A clinical trial looked at the effects of a herbal combination of St. John’s wort and black cohosh (Cimicifuga racemosa) in menopausal women. This herbal combination was found to be effective in reducing various menopausal complaints.
3. May Promote Skin Healing
St. John’s wort has been used in traditional medicine to help improve skin health.
A clinical trial looked at the effects of a St. John’s wort ointment as a topical treatment for psoriasis. The researchers found a significant decrease in skin redness, thickness, and scaling in the study participants.
Commission E, a medical organization in Germany, approves the usage of St. John’s wort for external use for acute injuries, muscle pain, and first-degree burns.
Potential Side Effects & Interactions:
Like most things, herbs may have the ability to interact negatively with the human body.
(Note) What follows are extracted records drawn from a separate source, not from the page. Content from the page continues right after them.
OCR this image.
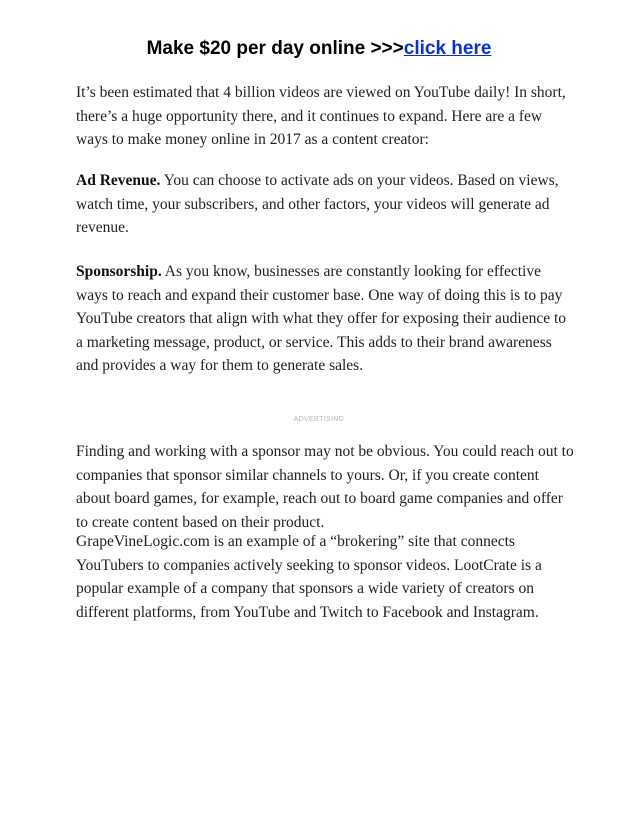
Make $20 per day online >>>click here

It’s been estimated that 4 billion videos are viewed on YouTube daily! In short, there’s a huge opportunity there, and it continues to expand. Here are a few ways to make money online in 2017 as a content creator:

Ad Revenue. You can choose to activate ads on your videos. Based on views, watch time, your subscribers, and other factors, your videos will generate ad revenue.

Sponsorship. As you know, businesses are constantly looking for effective ways to reach and expand their customer base. One way of doing this is to pay YouTube creators that align with what they offer for exposing their audience to a marketing message, product, or service. This adds to their brand awareness and provides a way for them to generate sales.

ADVERTISING

Finding and working with a sponsor may not be obvious. You could reach out to companies that sponsor similar channels to yours. Or, if you create content about board games, for example, reach out to board game companies and offer to create content based on their product.

GrapeVineLogic.com is an example of a “brokering” site that connects YouTubers to companies actively seeking to sponsor videos. LootCrate is a popular example of a company that sponsors a wide variety of creators on different platforms, from YouTube and Twitch to Facebook and Instagram.
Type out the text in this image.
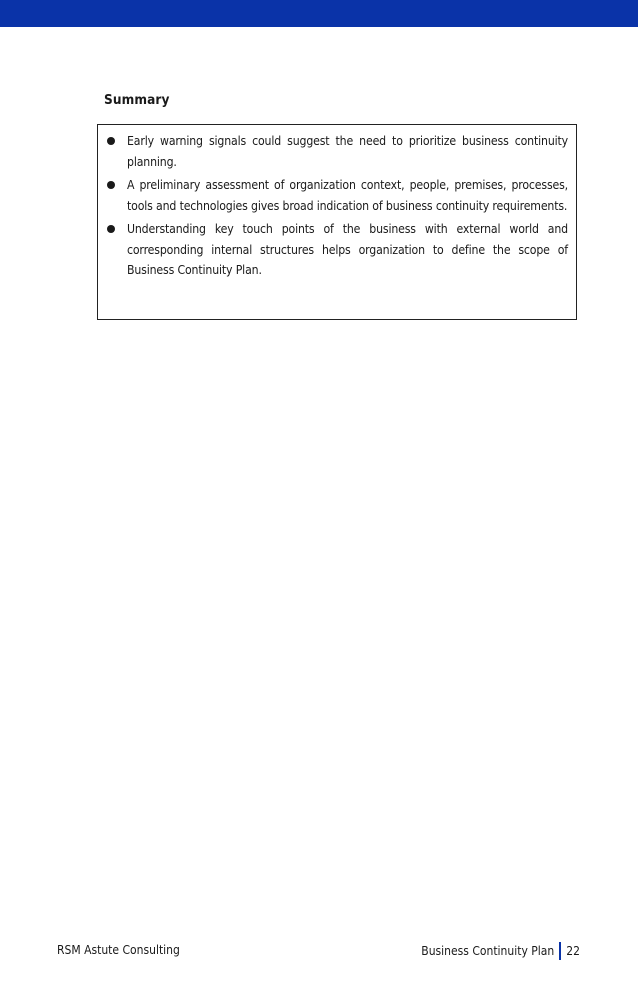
Summary
Early warning signals could suggest the need to prioritize business continuity planning.
A preliminary assessment of organization context, people, premises, processes, tools and technologies gives broad indication of business continuity requirements.
Understanding key touch points of the business with external world and corresponding internal structures helps organization to define the scope of Business Continuity Plan.
RSM Astute Consulting	Business Continuity Plan 22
Ashwagandha is a safe herb that is typically well-tolerated by most individuals.
According to research, moderate doses of ashwagandha root extract (around 300mg daily) are not associated with major side effects or adverse reactions.
St. John’s wort has more safety implications.
It should not be used during laser, ultraviolet, or other phototherapy treatments. Excessive sunlight exposure in fair-skinned individuals taking St. John’s wort is not recommended as it has the potential to cause skin damage.
St. John’s wort should not be taken in combination with anti-depressant medications as it can increase their effects.
It’s vital to run any new herbal treatment by your personal doctor for approval before using it, as with all herbal medicines.
If you are looking for a herb to support your body against anxiety and depression, St. John’s wort and ashwagandha are great natural options.
Ashwagandha has a host of calming cognitive adaptogenic effects that help to ease anxiety. On the other hand, St. John’s wort may help to reduce depression.
Both herbs are generally well tolerated and safe to take, but there may be some differences in how they affect you personally.
Try both herbs either together, or separately, to see how they impact your body.